In 1985 again, Gorbachev brought in another term called "perestroika", which means economic restructuring. This gave local managers more power to take care of their farms and factories and people more freedom to open up their own shops to provide profit for themselves. Gorbachev's focus wasn't on exterminating communism but with this new process of economic restructuring, that exactly what started to slowly happened.

Tuesday, May 8, 2007

Collapse of Communism




Communism collapsed in Eastern Europe and the USSR because concern about nuclear annhilation was thought to have not been needed.




The people tore down the Berlin Wall because the oppurtunty to invade the Soviet Union without the military close by had arisen and the diplomats took it. They wanted to profit from the financial situatrions.




Many individual flags were put up to replace the Soviet red hammer-and-sickle flag as the newly formed countries declared sovereignity. Russia itself changed its flag back to the tricolored horizontal stripes. The economic took a direct hit from all of this conflict and chaos. Under the rule of communism, people were provided for as they worked. When capitalism came to Russia, the countries split up. This separation caused people to become more dependent on themselves than others.

Sunday, May 6, 2007

Creation of Israel











Zionism is the establishment of a Jewish state which gave the belief that Jews have a national privilege on Palestine, and the State of Israel has a right to discriminate against non-Jews (or against Jews) in order to maintain the Jewish nature of Israel.

Since most Arabs had rejected the U.N. partition because they wanted to keep their land as their own this then led to the acceptance of the Jews. On May 14, 1948, Israel was declared as an independent state. President Truman alongside the Soviet Union seemed to have supported this declaration but not all seemed to take this new change so lightly.


The Palestinians found it humiliating that the Jews had just come and taken their land. They found it wrong how they had been forced out of their homes. The Palestinians showed their disapproval with a vengeance.

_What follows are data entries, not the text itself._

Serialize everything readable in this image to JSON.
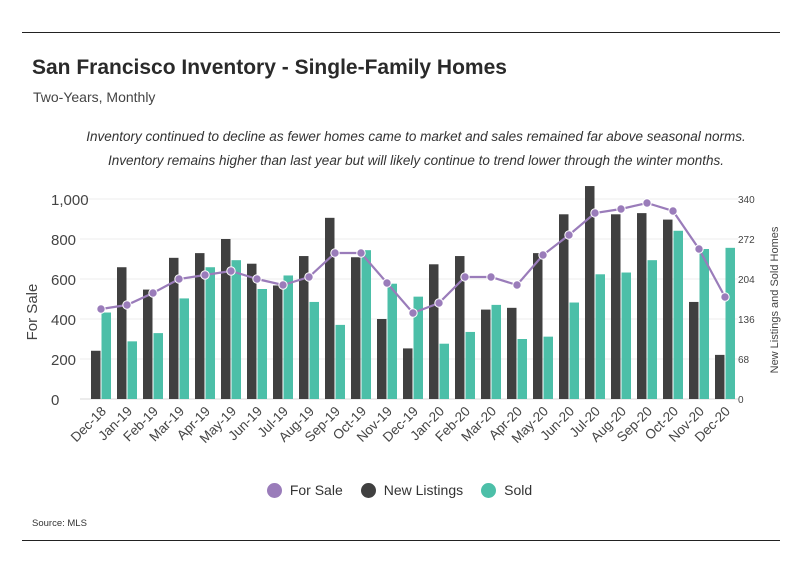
{
  "title": "San Francisco Inventory - Single-Family Homes",
  "subtitle": "Two-Years, Monthly",
  "annotation_line1": "Inventory continued to decline as fewer homes came to market and sales remained far above seasonal norms.",
  "annotation_line2": "Inventory remains higher than last year but will likely continue to trend lower through the winter months.",
  "source": "Source:  MLS",
  "colors": {
    "for_sale": "#9a7cba",
    "new_listings": "#404040",
    "sold": "#4cbfa8"
  },
  "legend": {
    "for_sale": "For Sale",
    "new_listings": "New Listings",
    "sold": "Sold"
  },
  "chart_data": {
    "type": "bar",
    "title": "San Francisco Inventory - Single-Family Homes",
    "categories": [
      "Dec-18",
      "Jan-19",
      "Feb-19",
      "Mar-19",
      "Apr-19",
      "May-19",
      "Jun-19",
      "Jul-19",
      "Aug-19",
      "Sep-19",
      "Oct-19",
      "Nov-19",
      "Dec-19",
      "Jan-20",
      "Feb-20",
      "Mar-20",
      "Apr-20",
      "May-20",
      "Jun-20",
      "Jul-20",
      "Aug-20",
      "Sep-20",
      "Oct-20",
      "Nov-20",
      "Dec-20"
    ],
    "y_left": {
      "label": "For Sale",
      "ticks": [
        0,
        200,
        400,
        600,
        800,
        1000
      ],
      "tick_labels": [
        "0",
        "200",
        "400",
        "600",
        "800",
        "1,000"
      ],
      "range": [
        0,
        1000
      ]
    },
    "y_right": {
      "label": "New Listings and Sold Homes",
      "ticks": [
        0,
        68,
        136,
        204,
        272,
        340
      ],
      "range": [
        0,
        340
      ]
    },
    "series": [
      {
        "name": "For Sale",
        "type": "line",
        "axis": "left",
        "values": [
          450,
          470,
          530,
          600,
          620,
          640,
          600,
          570,
          610,
          730,
          730,
          580,
          430,
          480,
          610,
          610,
          570,
          720,
          820,
          930,
          950,
          980,
          940,
          750,
          510
        ]
      },
      {
        "name": "New Listings",
        "type": "bar",
        "axis": "right",
        "values": [
          82,
          224,
          186,
          240,
          248,
          272,
          230,
          193,
          243,
          308,
          241,
          136,
          86,
          229,
          243,
          152,
          155,
          248,
          314,
          362,
          314,
          316,
          305,
          165,
          75
        ]
      },
      {
        "name": "Sold",
        "type": "bar",
        "axis": "right",
        "values": [
          147,
          98,
          112,
          171,
          224,
          236,
          187,
          210,
          165,
          126,
          253,
          196,
          174,
          94,
          114,
          160,
          102,
          106,
          164,
          212,
          215,
          236,
          286,
          255,
          257
        ]
      }
    ]
  }
}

The day after their independence was declared, Israel was ambushed by the Arab states and Palestinians. After this brutal ambush came a major Middle Eastern war that existed between the Jews and the Palestinians. The Jews stood alone in their fight against the many for the Holy Land. Upon hearing the news of imperialism, others began to join forces against the Jews. There was Jordan, Syria, Lebanon, Iraq and Europe.

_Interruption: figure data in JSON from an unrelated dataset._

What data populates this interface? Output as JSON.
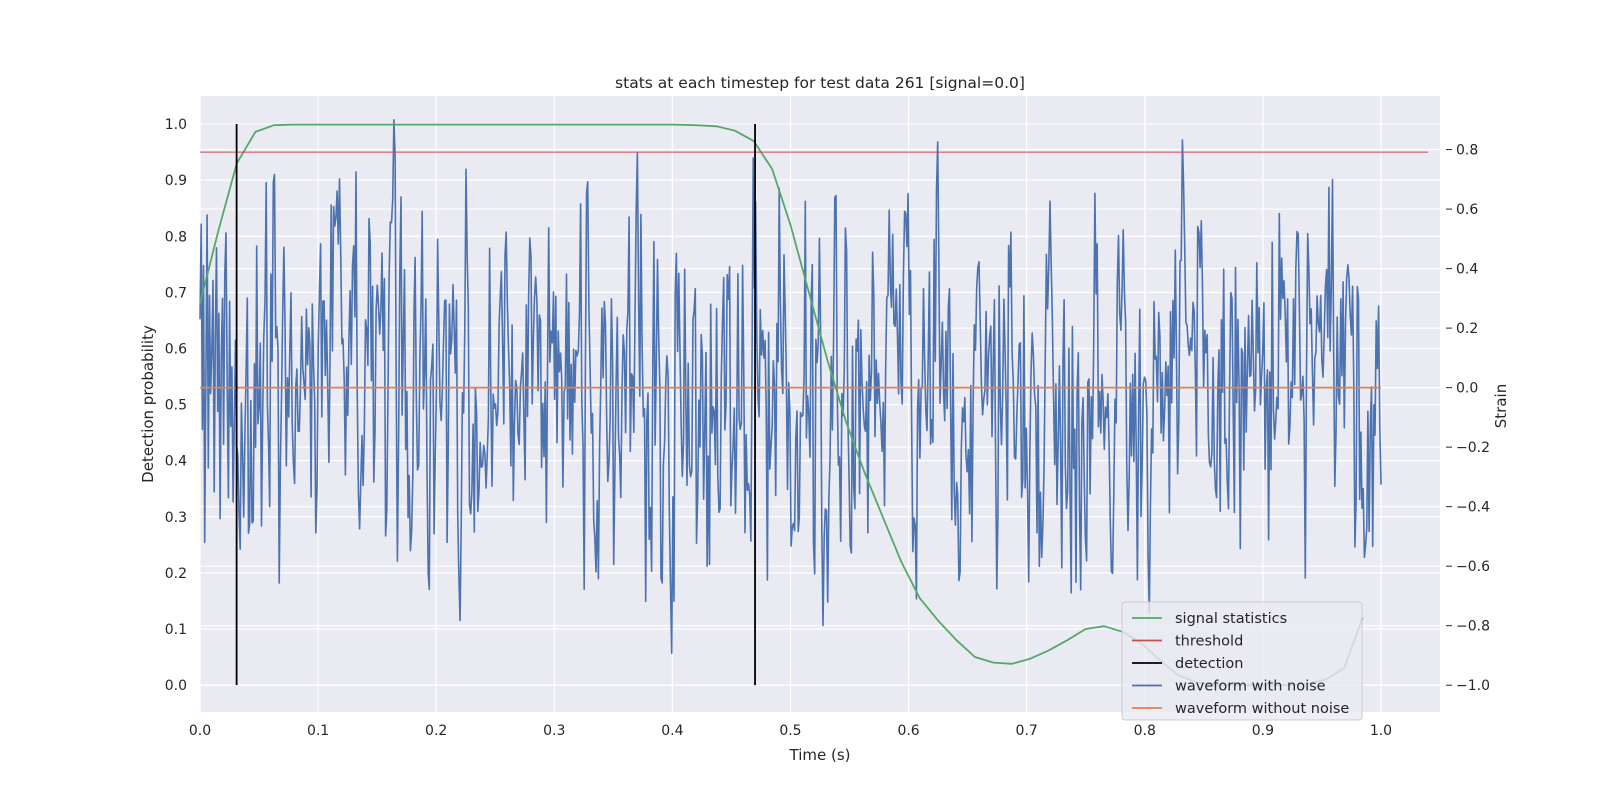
{
  "chart_data": {
    "type": "line",
    "title": "stats at each timestep for test data 261 [signal=0.0]",
    "xlabel": "Time (s)",
    "ylabel": "Detection probability",
    "y2label": "Strain",
    "xlim": [
      0.0,
      1.05
    ],
    "ylim": [
      -0.048,
      1.05
    ],
    "y2lim": [
      -1.09,
      0.98
    ],
    "xticks": [
      "0.0",
      "0.1",
      "0.2",
      "0.3",
      "0.4",
      "0.5",
      "0.6",
      "0.7",
      "0.8",
      "0.9",
      "1.0"
    ],
    "yticks": [
      "0.0",
      "0.1",
      "0.2",
      "0.3",
      "0.4",
      "0.5",
      "0.6",
      "0.7",
      "0.8",
      "0.9",
      "1.0"
    ],
    "y2ticks": [
      "−1.0",
      "−0.8",
      "−0.6",
      "−0.4",
      "−0.2",
      "0.0",
      "0.2",
      "0.4",
      "0.6",
      "0.8"
    ],
    "grid": true,
    "legend_position": "lower right",
    "colors": {
      "background": "#eaeaf2",
      "grid": "#ffffff",
      "signal_statistics": "#55a868",
      "threshold": "#c44e52",
      "detection": "#000000",
      "waveform_with_noise": "#4c72b0",
      "waveform_without_noise": "#dd8452"
    },
    "series": [
      {
        "name": "signal statistics",
        "axis": "left",
        "x": [
          0.0,
          0.0156,
          0.0312,
          0.0469,
          0.0625,
          0.0781,
          0.0938,
          0.1094,
          0.125,
          0.15,
          0.2,
          0.25,
          0.3,
          0.35,
          0.4,
          0.42,
          0.4375,
          0.4531,
          0.4688,
          0.4844,
          0.5,
          0.5156,
          0.5312,
          0.5469,
          0.5625,
          0.5781,
          0.5938,
          0.6094,
          0.625,
          0.6406,
          0.6562,
          0.6719,
          0.6875,
          0.7031,
          0.7188,
          0.7344,
          0.75,
          0.7656,
          0.7812,
          0.7969,
          0.8125,
          0.8281,
          0.8438,
          0.8594,
          0.875,
          0.8906,
          0.9062,
          0.9219,
          0.9375,
          0.9531,
          0.9688,
          0.9844
        ],
        "y": [
          0.68,
          0.81,
          0.93,
          0.986,
          0.998,
          0.999,
          0.999,
          0.999,
          0.999,
          0.999,
          0.999,
          0.999,
          0.999,
          0.999,
          0.999,
          0.998,
          0.996,
          0.988,
          0.97,
          0.92,
          0.82,
          0.7,
          0.58,
          0.47,
          0.38,
          0.3,
          0.22,
          0.155,
          0.115,
          0.08,
          0.05,
          0.04,
          0.038,
          0.047,
          0.062,
          0.08,
          0.1,
          0.105,
          0.095,
          0.075,
          0.045,
          0.018,
          0.005,
          0.0,
          0.0,
          0.0,
          0.0,
          0.0,
          0.002,
          0.01,
          0.03,
          0.12
        ]
      },
      {
        "name": "threshold",
        "axis": "left",
        "x": [
          0.0,
          1.04
        ],
        "y": [
          0.95,
          0.95
        ]
      },
      {
        "name": "detection",
        "axis": "left",
        "x": [
          0.031,
          0.47
        ],
        "y_from": 0.0,
        "y_to": 1.0
      },
      {
        "name": "waveform with noise",
        "axis": "right",
        "x_start": 0.0,
        "x_end": 1.0,
        "samples": 1000,
        "range": [
          -0.94,
          0.9
        ],
        "y_sample": [
          0.23,
          0.55,
          -0.14,
          0.41,
          -0.52,
          0.05,
          0.58,
          -0.27,
          0.31,
          -0.02,
          0.12,
          0.36,
          -0.35,
          0.2,
          0.47,
          -0.08,
          0.25,
          -0.44,
          0.11,
          0.3,
          -0.19,
          0.38,
          0.52,
          0.0,
          -0.37,
          0.29,
          -0.13,
          0.07
        ]
      },
      {
        "name": "waveform without noise",
        "axis": "right",
        "x": [
          0.0,
          1.0
        ],
        "y": [
          0.0,
          0.0
        ]
      }
    ],
    "legend": [
      "signal statistics",
      "threshold",
      "detection",
      "waveform with noise",
      "waveform without noise"
    ]
  }
}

After the 1948 war, Israel had increased to about 8,000 square miles of Palestine which decreased the Arab lands that had been in the 1947 U.N. partition by about 50 percent. Jerusalem was divided, with Arabs on the east side of the Green Line and the Jews on the west.

Wednesday, May 2, 2007

Nelson Mandela and Apartheid

Apartheid is a discrimination and individualization of people of different races.
The word "apartheid" was created in the late 1930s by the South African Bureau for Racial Affairs (SABRA). It was first put into action in 1948, when the Afrikaner National Party gained power under Prime Minister Malan.

After the apartheid was upheld international pressure for the changes of South Africa's racial policies grew, and in October 1989 President de Klerk permitted antiapartheid demonstrations. This was followed in 1990 by the abolition of the Separate Amenities Act, and a new constitution was also promised by the South African government.

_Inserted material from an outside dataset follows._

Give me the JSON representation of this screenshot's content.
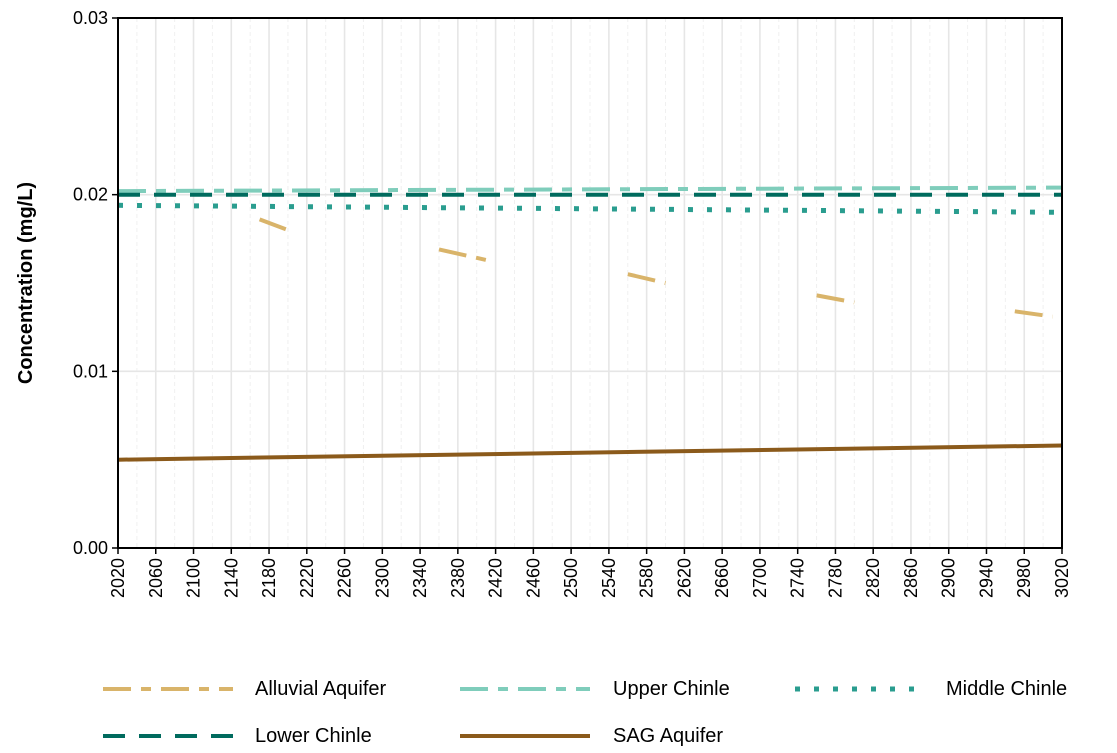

In this same year came Nelson Mandela, who was a leading figure in the African National Congress (ANC) in 1964, was released from prison on Feb. 11, 1990 after 27 years and was later elected president. In 1991 the remaining major discriminating laws that supported apartheid were terminated, including the Population Registration Act of 1950.


In February 1993, Mandela and de Klerk agreed to form a government that embodied national unity, despite race or color. The elections were held in April 1994, with the ANC winning 62% of the vote and Mandela becoming president. After Mandelas' win, South Africa rejoined the Commonwealth in June 1994, and a committee was set up to start a new nonracial constitution. In 1995 a Truth and Reconciliation Commission was appointed to investigate human-rights abuses that had taken place during the time of the apartheid.